Dr. Speights says children eating table food and taking a well balanced diet that way should get everything they need that way. Dr. Speights says if you do want or need to start adding supplements--ask questions first.
"It's always advised when you're looking at supplementing or giving any sort of medication to your child or even if you're wanting to take it yourself, that you speak with your healthcare professional or your physician," said Dr. Speights.
Dr. Speights says those popular children's multi-vitamins are generally not harmful to a child when taken appropriately of course.
"They're just not necessary if they're taking in a normal, regular, well balanced diet," said Dr. Speights.
Dr. Speights adds there's always a segment of the population that will need some sort of vitamin supplement or have a nutrient need for whatever reason. Again, he says always consult a doctor to find out what specifically is needed and how much.

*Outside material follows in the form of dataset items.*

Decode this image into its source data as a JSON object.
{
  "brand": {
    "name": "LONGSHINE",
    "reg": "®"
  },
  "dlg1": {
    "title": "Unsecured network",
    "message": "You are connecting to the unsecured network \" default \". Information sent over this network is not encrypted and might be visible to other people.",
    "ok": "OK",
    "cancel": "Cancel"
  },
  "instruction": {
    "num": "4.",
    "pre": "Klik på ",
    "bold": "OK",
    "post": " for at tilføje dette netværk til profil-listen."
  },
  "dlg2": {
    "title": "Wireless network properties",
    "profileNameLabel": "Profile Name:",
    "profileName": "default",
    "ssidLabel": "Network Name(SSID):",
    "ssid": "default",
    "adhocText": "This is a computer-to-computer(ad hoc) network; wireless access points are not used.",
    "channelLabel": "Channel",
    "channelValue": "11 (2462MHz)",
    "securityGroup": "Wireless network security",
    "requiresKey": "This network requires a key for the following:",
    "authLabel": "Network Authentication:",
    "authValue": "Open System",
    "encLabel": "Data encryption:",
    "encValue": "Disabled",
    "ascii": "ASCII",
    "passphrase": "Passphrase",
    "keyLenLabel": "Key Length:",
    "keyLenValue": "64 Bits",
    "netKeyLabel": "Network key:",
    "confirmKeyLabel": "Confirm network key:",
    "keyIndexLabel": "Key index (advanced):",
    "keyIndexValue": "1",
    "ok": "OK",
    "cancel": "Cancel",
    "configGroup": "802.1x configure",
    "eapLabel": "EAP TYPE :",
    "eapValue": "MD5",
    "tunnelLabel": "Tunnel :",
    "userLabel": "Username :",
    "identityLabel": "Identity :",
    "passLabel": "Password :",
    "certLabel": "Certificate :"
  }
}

"Anytime you're considering starting your child on a medication, even if it's an over the counter medication or vitamin, you should speak with your physician about that to see if that's what's best for your child," said Dr. Speights.
Dr. Speights says recent data from infants and toddlers shows many are not getting the nutrients they need--taking in too much junk food and sodas. They are things that a young developing child should not be taking in. Again, he adds if there's a well balanced diet, generally speaking vitamin supplements would not be needed.